El Ángel est une réussite absolue, à n’en pas douter, et propose un cauchemar acidulé qui hantera longtemps les cinéphiles. Décomplexé et dérangeant, noir et psychédélique, planant et jouissif, il met en exergue un protagoniste angéliquement diabolique dont on garde le souvenir d’une bouche pulpeuse couleur cerise et d’un penchant certain pour l’hémoglobine… Ou quand le scénario d'Extremely Wicked, Shockingly Evil and Vile rencontre la sensualité d'un Xavier Dolan.

 

🎬 Murder Mystery : 1/5 (Exclusivité Netflix)

La dernière exclusivité Netflix en date promettait une comédie d’action sur-vitaminée, vague parodie d’Agatha Christie, où se côtoyait un casting cinq étoiles dans des décors italiens paradisiaques - Santa Margherita Ligure, Milan, le Lac de Côme, rien de moins… Le problème ? Rien ne marche.

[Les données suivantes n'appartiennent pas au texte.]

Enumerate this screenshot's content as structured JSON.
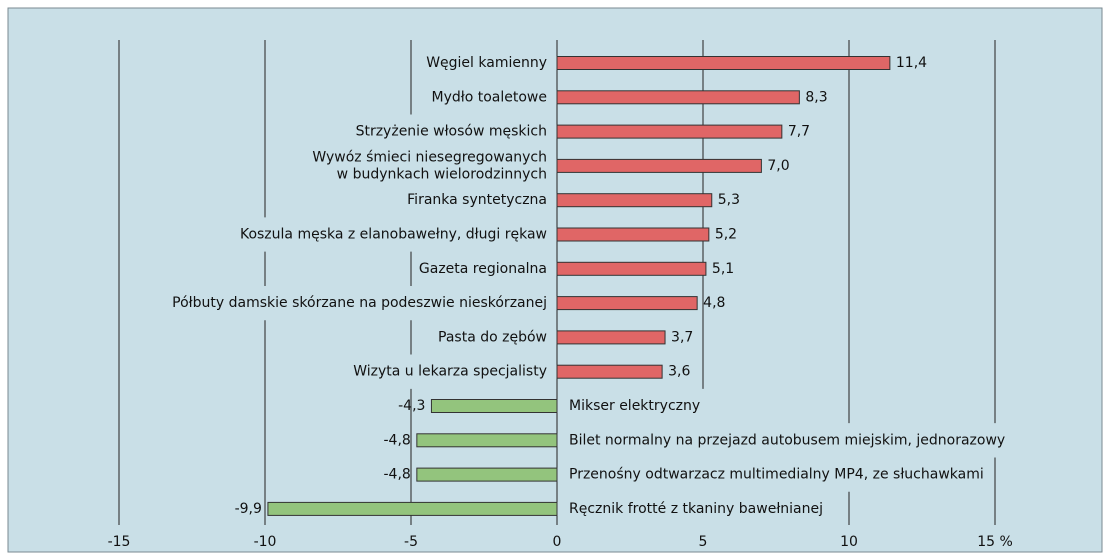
{
  "chart_data": {
    "type": "hbar",
    "categories": [
      "Węgiel kamienny",
      "Mydło toaletowe",
      "Strzyżenie włosów męskich",
      "Wywóz śmieci niesegregowanych\nw budynkach wielorodzinnych",
      "Firanka syntetyczna",
      "Koszula męska z elanobawełny, długi rękaw",
      "Gazeta regionalna",
      "Półbuty damskie skórzane na podeszwie nieskórzanej",
      "Pasta do zębów",
      "Wizyta u lekarza specjalisty",
      "Mikser elektryczny",
      "Bilet normalny na przejazd autobusem miejskim, jednorazowy",
      "Przenośny odtwarzacz multimedialny MP4, ze słuchawkami",
      "Ręcznik frotté z tkaniny bawełnianej"
    ],
    "values": [
      11.4,
      8.3,
      7.7,
      7.0,
      5.3,
      5.2,
      5.1,
      4.8,
      3.7,
      3.6,
      -4.3,
      -4.8,
      -4.8,
      -9.9
    ],
    "value_labels": [
      "11,4",
      "8,3",
      "7,7",
      "7,0",
      "5,3",
      "5,2",
      "5,1",
      "4,8",
      "3,7",
      "3,6",
      "-4,3",
      "-4,8",
      "-4,8",
      "-9,9"
    ],
    "positive_color": "#e06666",
    "negative_color": "#93c47d",
    "xlim": [
      -15,
      15
    ],
    "xticks": [
      -15,
      -10,
      -5,
      0,
      5,
      10,
      {
        "value": 15,
        "label": "15 %"
      }
    ],
    "grid": true
  }
}
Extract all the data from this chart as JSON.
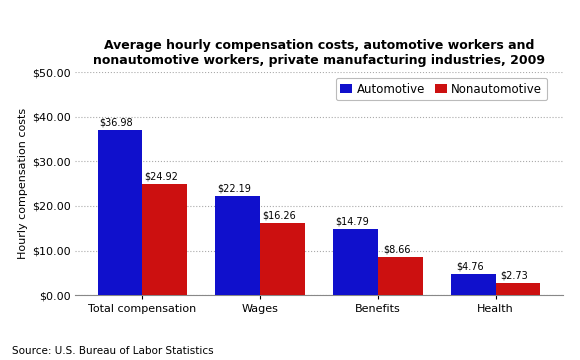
{
  "title": "Average hourly compensation costs, automotive workers and\nnonautomotive workers, private manufacturing industries, 2009",
  "categories": [
    "Total compensation",
    "Wages",
    "Benefits",
    "Health"
  ],
  "automotive": [
    36.98,
    22.19,
    14.79,
    4.76
  ],
  "nonautomotive": [
    24.92,
    16.26,
    8.66,
    2.73
  ],
  "auto_color": "#1010CC",
  "nonato_color": "#CC1010",
  "ylabel": "Hourly compensation costs",
  "ylim": [
    0,
    50
  ],
  "yticks": [
    0,
    10,
    20,
    30,
    40,
    50
  ],
  "legend_labels": [
    "Automotive",
    "Nonautomotive"
  ],
  "source": "Source: U.S. Bureau of Labor Statistics",
  "background_color": "#FFFFFF",
  "grid_color": "#AAAAAA",
  "bar_width": 0.38
}
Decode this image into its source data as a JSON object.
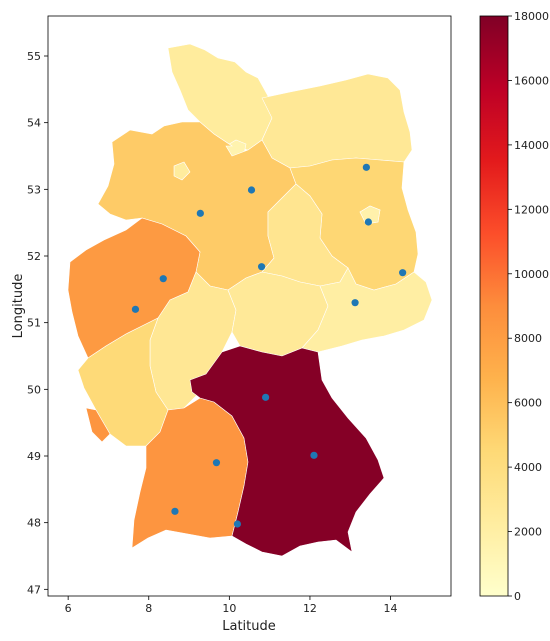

L’humour, gras et fade, enchaîne une succession de bides tout simplement sidérante. L’intrigue est prévisible au possible, cumule les péripéties sans parvenir à rehausser l’intérêt du public ne serait-ce que dix minutes. Les scènes d’action sont tournées sans panache ni envergure.

Quant aux protagonistes, s’ils sont tous assez oubliables, le personnage masculin principal remporte aisément la palme ! Il est d’une stupidité confondante : loin d’être un benêt maladroit et attachant, il est d’une bêtise crasse teintée d’une pointe de misogynie qui fait toujours plaisir à voir dans un blockbuster moderne – rappelons qu’il est supposément policier et marié à une femme aussi intelligente que radieuse, une sacrée incohérence déjà...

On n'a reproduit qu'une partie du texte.